I edge back around the corner of rock and look in the direction of the voices. The flashlight beam cuts over the two other boats—my rental and the Sea Ray. Both of them are sinking tail-end first. I can hear the gurgling water through the shattered hulls. T
he weight of their rear-mounted engines is dragging them down. When the light flashes across the stern of Fast’s boat, for just a moment Sunny is illuminated on the rear bench seat. She is still hunched there, holding herself and staring at the deck.
“I’m sorry, Kim. There’s nothing we can do. She didn’t jump,” I say when I’m safely back inside the gap. “Come on.”
I swim up into the narrow throat of rock. Kim follows close behind me. My snapping feet graze her chest with each kick as we move away from the engine noise, the gurgling, and the raised voices. My hands touch the sheer sandstone walls on each side.
Behind us there is another shotgun blast.
I don’t feel Kim with my feet, so I stop and turn. I hear her say too loud, “Sunny!”
Grabbing her shoulder to prevent her from swimming back out into the cove, I whisper, “She’s okay. They’re just finishing off the boats.”
“No—”
“They can’t shoot her, Kim. Not yet. They need her to find the cave.”
She struggles against my grip for a moment until her mind digests my words. They’ll need her alive to find the tiny, hidden hole in the cliff wall that Sunny had described. Then Kim begins swimming behind me once again. After a few strokes the engine roars louder. Because of the echoes off the walls, it sounds like a hundred boats are racing their motors.
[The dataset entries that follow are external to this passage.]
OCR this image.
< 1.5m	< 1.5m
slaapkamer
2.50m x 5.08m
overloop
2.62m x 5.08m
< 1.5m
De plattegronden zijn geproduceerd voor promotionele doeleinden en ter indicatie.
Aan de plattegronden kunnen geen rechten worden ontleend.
My fingers brush sand. Solid ground.
I hurriedly splash up to where I’d left Oso on the powdery sand. The beast is still there, lying on one side and panting heavily. A deep growl is steady from his chest. I suspect he’s in shock. When I stroke his muzzle he takes my hand in his jaws for a moment. He squeezes it gently, letting me know he’s in pain.
The engine noise gets quieter, fading in the distance. But I can still feel its pulsing vibration reverberating off the canyon walls. I kneel beside my dog and feel his haunches for wounds while Kim splashes out of the water.